The original playground was constructed in 1956 as the result of a highly publicized conflict, known as the “Battle of Central Park,” between Upper West Side neighborhood parents and the administration of the Parks Department under Commissioner Robert Moses. The administration planned to build a parking lot for Tavern on the Green in this landscape (adjacent to another playground, now known as Adventure Playground), but families protested the project. Although the Parks Department began construction, protests and an eventual lawsuit defeated the project. With the site already altered, the Parks Department instead built a new playground in the square footage of the parking lot.
The resulting playground was smaller and shaped differently than a typical playground in the Park. It came to be known as “Tots Playground” in 1968 when architect Richard Dattner redesigned it to serve the Park’s youngest visitors.
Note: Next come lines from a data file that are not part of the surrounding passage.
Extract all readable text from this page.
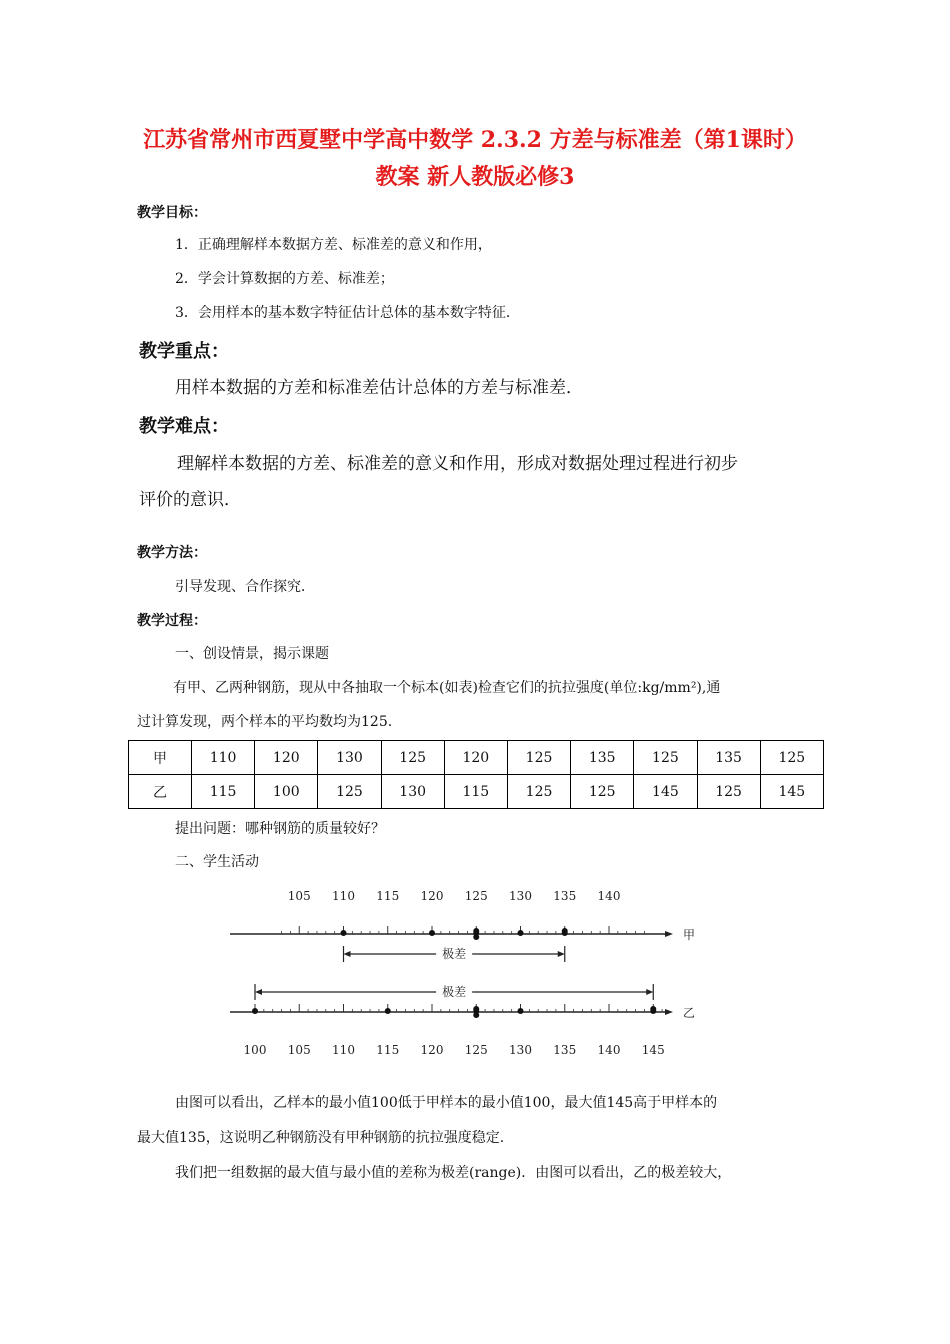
江苏省常州市西夏墅中学高中数学 2.3.2 方差与标准差（第1课时）
教案 新人教版必修3
教学目标：
1．正确理解样本数据方差、标准差的意义和作用，
2．学会计算数据的方差、标准差；
3．会用样本的基本数字特征估计总体的基本数字特征．
教学重点：
用样本数据的方差和标准差估计总体的方差与标准差．
教学难点：
理解样本数据的方差、标准差的意义和作用，形成对数据处理过程进行初步
评价的意识．
教学方法：
引导发现、合作探究．
教学过程：
一、创设情景，揭示课题
有甲、乙两种钢筋，现从中各抽取一个标本(如表)检查它们的抗拉强度(单位:kg/mm²),通
过计算发现，两个样本的平均数均为125.
甲	110	120	130	125	120	125	135	125	135	125
乙	115	100	125	130	115	125	125	145	125	145
提出问题：哪种钢筋的质量较好？
二、学生活动
甲
105 110 115 120 125 130 135 140
极差
极差
乙
100 105 110 115 120 125 130 135 140 145
由图可以看出，乙样本的最小值100低于甲样本的最小值100，最大值145高于甲样本的
最大值135，这说明乙种钢筋没有甲种钢筋的抗拉强度稳定.
我们把一组数据的最大值与最小值的差称为极差(range)．由图可以看出，乙的极差较大，
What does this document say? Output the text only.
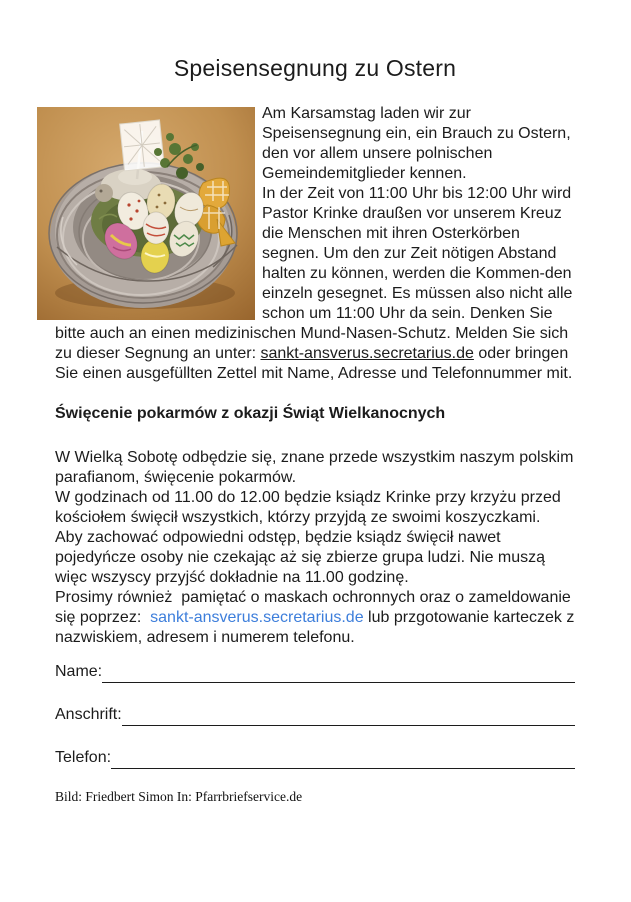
Speisensegnung zu Ostern

Am Karsamstag laden wir zur Speisensegnung ein, ein Brauch zu Ostern, den vor allem unsere polnischen Gemeindemitglieder kennen.

In der Zeit von 11:00 Uhr bis 12:00 Uhr wird Pastor Krinke draußen vor unserem Kreuz die Menschen mit ihren Osterkörben segnen. Um den zur Zeit nötigen Abstand halten zu können, werden die Kommen-den einzeln gesegnet. Es müssen also nicht alle schon um 11:00 Uhr da sein. Denken Sie bitte auch an einen medizinischen Mund-Nasen-Schutz. Melden Sie sich zu dieser Segnung an unter: sankt-ansverus.secretarius.de oder bringen Sie einen ausgefüllten Zettel mit Name, Adresse und Telefonnummer mit.

Święcenie pokarmów z okazji Świąt Wielkanocnych

W Wielką Sobotę odbędzie się, znane przede wszystkim naszym polskim parafianom, święcenie pokarmów.

W godzinach od 11.00 do 12.00 będzie ksiądz Krinke przy krzyżu przed kościołem święcił wszystkich, którzy przyjdą ze swoimi koszyczkami.

Aby zachować odpowiedni odstęp, będzie ksiądz święcił nawet pojedyńcze osoby nie czekając aż się zbierze grupa ludzi. Nie muszą więc wszyscy przyjść dokładnie na 11.00 godzinę.

Prosimy również  pamiętać o maskach ochronnych oraz o zameldowanie się poprzez:  sankt-ansverus.secretarius.de lub przgotowanie karteczek z nazwiskiem, adresem i numerem telefonu.

Name:
Anschrift:
Telefon:
Bild: Friedbert Simon In: Pfarrbriefservice.de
In 1987, the Conservancy renovated the playground and installed new equipment, safety surfacing, and drainage infrastructure.
The goals of our recent reconstruction were to improve the playground’s relationship with the Park and with Adventure Playground, and to enhance the play experience for the playground’s youngest visitors.
The project included:
- Modifying the playground’s footprint from a square to a circular shape, which helps the playground to recede from view when observed from the Park
- Adding a variety of new play opportunities including climbing, swinging, and sand play through traditional play equipment and contoured landforms scaled to younger preschoolers.
- Introducing a user-activated water feature, supported by new water and drainage infrastructure
- Adding ADA-accessible paths to and from the playground from the West Drive and the Park perimeter
This project is part of the Conservancy’s effort to guide the continued stewardship of Central Park’s 21 playgrounds, as outlined in Plan for Play: A Framework for Rebuilding and Managing Central Park’s Playgrounds.